L252 The authors should provide some evidence for this statement. For example, they could assess what happens to the conclusions if they further reduce the number of data points. If the results remain unchanged for a reduction by a further quarter or third, that would be convincing.
L263 I agree that Panel (f) is useful, to demonstrate there is very little data from Aug – Oct but otherwise an approximately equal seasonal distribution. What about the distribution between the years? For (a) – (e) it would be more useful to show the overall histrograms, it seems not to make sense to show the seasonal cycle. There is simply not enough data for meaningful conclusions about this.
L271 It is not understandable why the anyway very small dataset is further split into two. What is the motivation?
L276 “higher scattering coefficients are often associated with increased aerosol concentrations” why is that a meaningful statement?
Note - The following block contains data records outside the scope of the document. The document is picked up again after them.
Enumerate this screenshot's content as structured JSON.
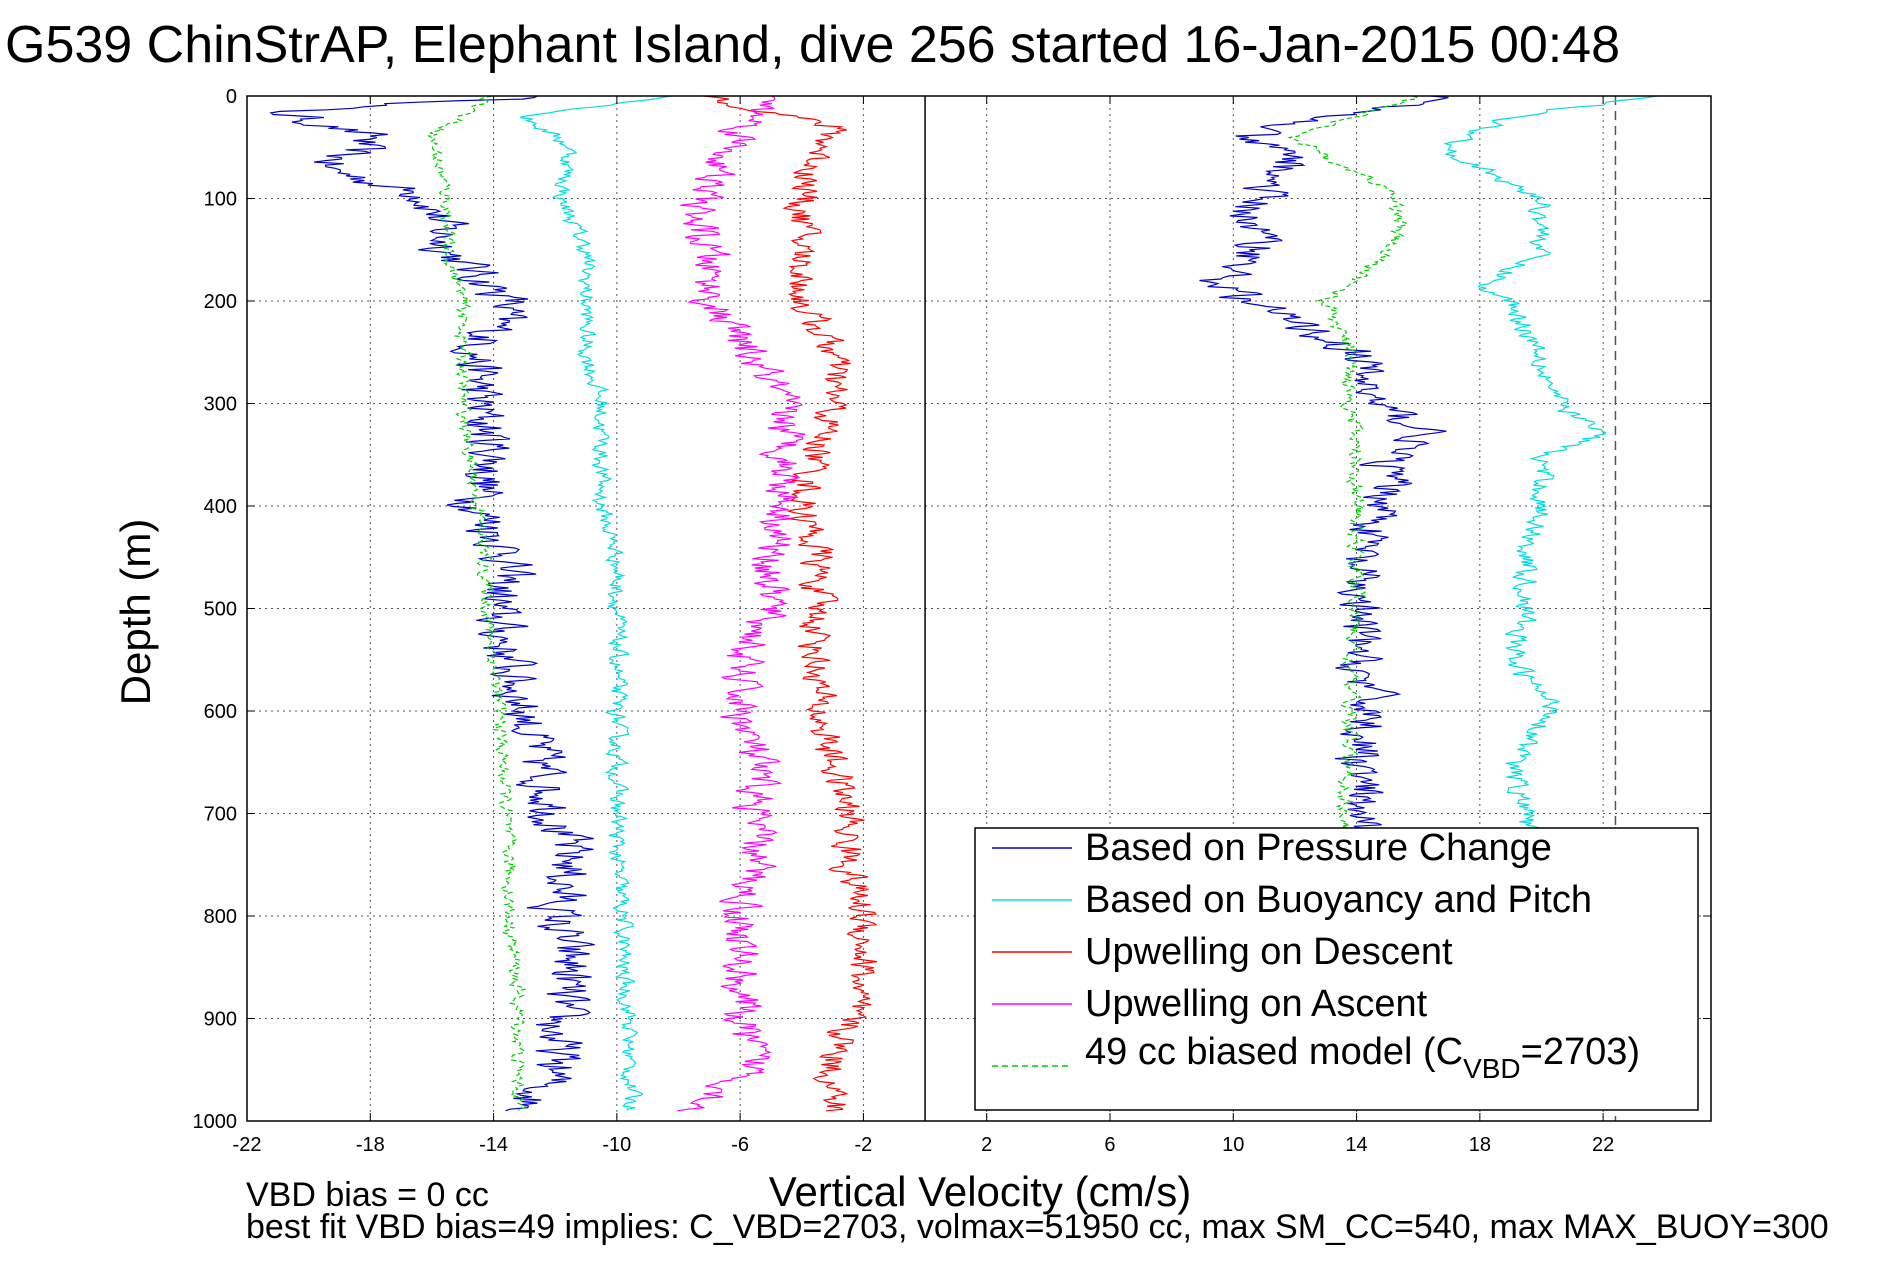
{
  "chart_data": {
    "type": "line",
    "title": "G539 ChinStrAP, Elephant Island, dive 256 started 16-Jan-2015 00:48",
    "xlabel": "Vertical Velocity (cm/s)",
    "ylabel": "Depth (m)",
    "xlim": [
      -22,
      25.5
    ],
    "ylim": [
      0,
      1000
    ],
    "y_reversed": true,
    "x_ticks": [
      -22,
      -18,
      -14,
      -10,
      -6,
      -2,
      2,
      6,
      10,
      14,
      18,
      22
    ],
    "y_ticks": [
      0,
      100,
      200,
      300,
      400,
      500,
      600,
      700,
      800,
      900,
      1000
    ],
    "grid": true,
    "reference_lines": [
      {
        "x": 0,
        "style": "solid",
        "color": "#000000"
      },
      {
        "x": 22.4,
        "style": "dashed",
        "color": "#555555"
      }
    ],
    "legend_position": "bottom-right",
    "legend": [
      {
        "label": "Based on Pressure Change",
        "color": "#0000cc",
        "style": "solid"
      },
      {
        "label": "Based on Buoyancy and Pitch",
        "color": "#00dddd",
        "style": "solid"
      },
      {
        "label": "Upwelling on Descent",
        "color": "#ff0000",
        "style": "solid"
      },
      {
        "label": "Upwelling on Ascent",
        "color": "#ff00ff",
        "style": "solid"
      },
      {
        "label": "49 cc biased model (C",
        "label_sub": "VBD",
        "label_tail": "=2703)",
        "color": "#00cc00",
        "style": "dashed"
      }
    ],
    "series": [
      {
        "key": "pressure_descent",
        "color": "#0000cc",
        "style": "solid",
        "noise": 1.3,
        "points": [
          [
            0,
            -12
          ],
          [
            15,
            -21
          ],
          [
            40,
            -18
          ],
          [
            70,
            -19.5
          ],
          [
            100,
            -16
          ],
          [
            150,
            -15.5
          ],
          [
            200,
            -13.5
          ],
          [
            250,
            -14.5
          ],
          [
            300,
            -14.5
          ],
          [
            350,
            -14
          ],
          [
            400,
            -14.5
          ],
          [
            450,
            -13.5
          ],
          [
            500,
            -14
          ],
          [
            550,
            -13.5
          ],
          [
            600,
            -13
          ],
          [
            650,
            -12.5
          ],
          [
            700,
            -12
          ],
          [
            750,
            -11.5
          ],
          [
            800,
            -12
          ],
          [
            850,
            -11.5
          ],
          [
            900,
            -12
          ],
          [
            950,
            -12
          ],
          [
            990,
            -13
          ]
        ]
      },
      {
        "key": "buoyancy_descent",
        "color": "#00dddd",
        "style": "solid",
        "noise": 0.45,
        "points": [
          [
            0,
            -8
          ],
          [
            20,
            -13
          ],
          [
            50,
            -11.5
          ],
          [
            100,
            -11.8
          ],
          [
            150,
            -11
          ],
          [
            200,
            -11
          ],
          [
            250,
            -11
          ],
          [
            300,
            -10.5
          ],
          [
            350,
            -10.5
          ],
          [
            400,
            -10.5
          ],
          [
            450,
            -10
          ],
          [
            500,
            -10
          ],
          [
            550,
            -10
          ],
          [
            600,
            -10
          ],
          [
            650,
            -10
          ],
          [
            700,
            -10
          ],
          [
            750,
            -10
          ],
          [
            800,
            -9.8
          ],
          [
            850,
            -9.8
          ],
          [
            900,
            -9.6
          ],
          [
            950,
            -9.6
          ],
          [
            990,
            -9.5
          ]
        ]
      },
      {
        "key": "model_descent",
        "color": "#00cc00",
        "style": "dashed",
        "noise": 0.35,
        "points": [
          [
            0,
            -14
          ],
          [
            20,
            -15
          ],
          [
            40,
            -16
          ],
          [
            100,
            -15.5
          ],
          [
            150,
            -15.5
          ],
          [
            200,
            -15
          ],
          [
            250,
            -15
          ],
          [
            300,
            -15
          ],
          [
            350,
            -14.8
          ],
          [
            400,
            -14.5
          ],
          [
            450,
            -14.3
          ],
          [
            500,
            -14.2
          ],
          [
            550,
            -14
          ],
          [
            600,
            -13.8
          ],
          [
            650,
            -13.7
          ],
          [
            700,
            -13.6
          ],
          [
            750,
            -13.5
          ],
          [
            800,
            -13.5
          ],
          [
            850,
            -13.3
          ],
          [
            900,
            -13.2
          ],
          [
            950,
            -13.2
          ],
          [
            990,
            -13.2
          ]
        ]
      },
      {
        "key": "upwelling_descent",
        "color": "#ff0000",
        "style": "solid",
        "noise": 0.85,
        "points": [
          [
            0,
            -7
          ],
          [
            30,
            -3
          ],
          [
            60,
            -3.5
          ],
          [
            100,
            -4
          ],
          [
            150,
            -4
          ],
          [
            200,
            -4
          ],
          [
            250,
            -3
          ],
          [
            300,
            -3
          ],
          [
            350,
            -3.5
          ],
          [
            400,
            -4
          ],
          [
            450,
            -3.5
          ],
          [
            500,
            -3.5
          ],
          [
            550,
            -3.5
          ],
          [
            600,
            -3.5
          ],
          [
            650,
            -3
          ],
          [
            700,
            -2.5
          ],
          [
            750,
            -2.5
          ],
          [
            800,
            -2
          ],
          [
            850,
            -2
          ],
          [
            900,
            -2.5
          ],
          [
            950,
            -3
          ],
          [
            990,
            -3
          ]
        ]
      },
      {
        "key": "upwelling_ascent",
        "color": "#ff00ff",
        "style": "solid",
        "noise": 1.0,
        "points": [
          [
            0,
            -5
          ],
          [
            40,
            -6
          ],
          [
            80,
            -7
          ],
          [
            120,
            -7.5
          ],
          [
            160,
            -7
          ],
          [
            200,
            -7
          ],
          [
            240,
            -6
          ],
          [
            280,
            -5
          ],
          [
            320,
            -4.5
          ],
          [
            360,
            -4.5
          ],
          [
            400,
            -4.5
          ],
          [
            450,
            -5
          ],
          [
            500,
            -5
          ],
          [
            550,
            -6
          ],
          [
            600,
            -6
          ],
          [
            650,
            -5.5
          ],
          [
            700,
            -5.5
          ],
          [
            750,
            -5.5
          ],
          [
            800,
            -6
          ],
          [
            850,
            -6
          ],
          [
            900,
            -6
          ],
          [
            950,
            -5.5
          ],
          [
            990,
            -7.5
          ]
        ]
      },
      {
        "key": "pressure_ascent",
        "color": "#0000cc",
        "style": "solid",
        "noise": 1.2,
        "points": [
          [
            0,
            17
          ],
          [
            20,
            13
          ],
          [
            40,
            10
          ],
          [
            60,
            12
          ],
          [
            90,
            11
          ],
          [
            120,
            10.5
          ],
          [
            150,
            11
          ],
          [
            180,
            9.5
          ],
          [
            200,
            10.5
          ],
          [
            250,
            14
          ],
          [
            300,
            14.5
          ],
          [
            330,
            16.5
          ],
          [
            350,
            15
          ],
          [
            400,
            15
          ],
          [
            450,
            14
          ],
          [
            500,
            14
          ],
          [
            550,
            14
          ],
          [
            600,
            14.5
          ],
          [
            650,
            14
          ],
          [
            700,
            14
          ],
          [
            720,
            14
          ]
        ]
      },
      {
        "key": "buoyancy_ascent",
        "color": "#00dddd",
        "style": "solid",
        "noise": 0.6,
        "points": [
          [
            0,
            24
          ],
          [
            20,
            19
          ],
          [
            50,
            17
          ],
          [
            80,
            18.5
          ],
          [
            100,
            20
          ],
          [
            150,
            20
          ],
          [
            190,
            18
          ],
          [
            200,
            19
          ],
          [
            250,
            20
          ],
          [
            300,
            20.5
          ],
          [
            330,
            22
          ],
          [
            350,
            20
          ],
          [
            400,
            20
          ],
          [
            450,
            19.5
          ],
          [
            500,
            19.5
          ],
          [
            550,
            19
          ],
          [
            600,
            20.5
          ],
          [
            650,
            19
          ],
          [
            700,
            19.5
          ],
          [
            720,
            19.5
          ]
        ]
      },
      {
        "key": "model_ascent",
        "color": "#00cc00",
        "style": "dashed",
        "noise": 0.4,
        "points": [
          [
            0,
            16
          ],
          [
            20,
            14
          ],
          [
            40,
            12
          ],
          [
            60,
            13
          ],
          [
            90,
            15
          ],
          [
            120,
            15.5
          ],
          [
            150,
            15
          ],
          [
            180,
            14
          ],
          [
            200,
            13
          ],
          [
            250,
            13.8
          ],
          [
            300,
            13.8
          ],
          [
            350,
            14
          ],
          [
            400,
            14
          ],
          [
            450,
            14
          ],
          [
            500,
            14
          ],
          [
            550,
            13.8
          ],
          [
            600,
            13.8
          ],
          [
            650,
            13.7
          ],
          [
            700,
            13.6
          ],
          [
            720,
            13.6
          ]
        ]
      }
    ]
  },
  "footer": {
    "line1": "VBD bias = 0 cc",
    "line2": "best fit VBD bias=49 implies: C_VBD=2703, volmax=51950 cc, max SM_CC=540, max MAX_BUOY=300"
  }
}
Are there situations where the opposite could be true?
L278 “enhanced scattering is indicative of larger particle sizes or higher particle number concentrations” same question
L298 It may be useful to clarify that a hard upper bound for S_n is 1 (every aerosol activates into a droplet), unless mistakes in the definition are made (e.g. 1.59 is physically nonsense).
L300 Schmidt et al. ACP 2015 (doi:10.5194/acp-15-10687-2015) compiled a list of S_n, maybe it is useful to refer to this here.
L302 / Section on r_e: Is this not entirely redundant with the analysis of n_d? i.e., isn’t n_d computed from the retrieved r_e?
L331 A “case study” would be for one case only (but in-depth), here there are 188 cases statistically analysed.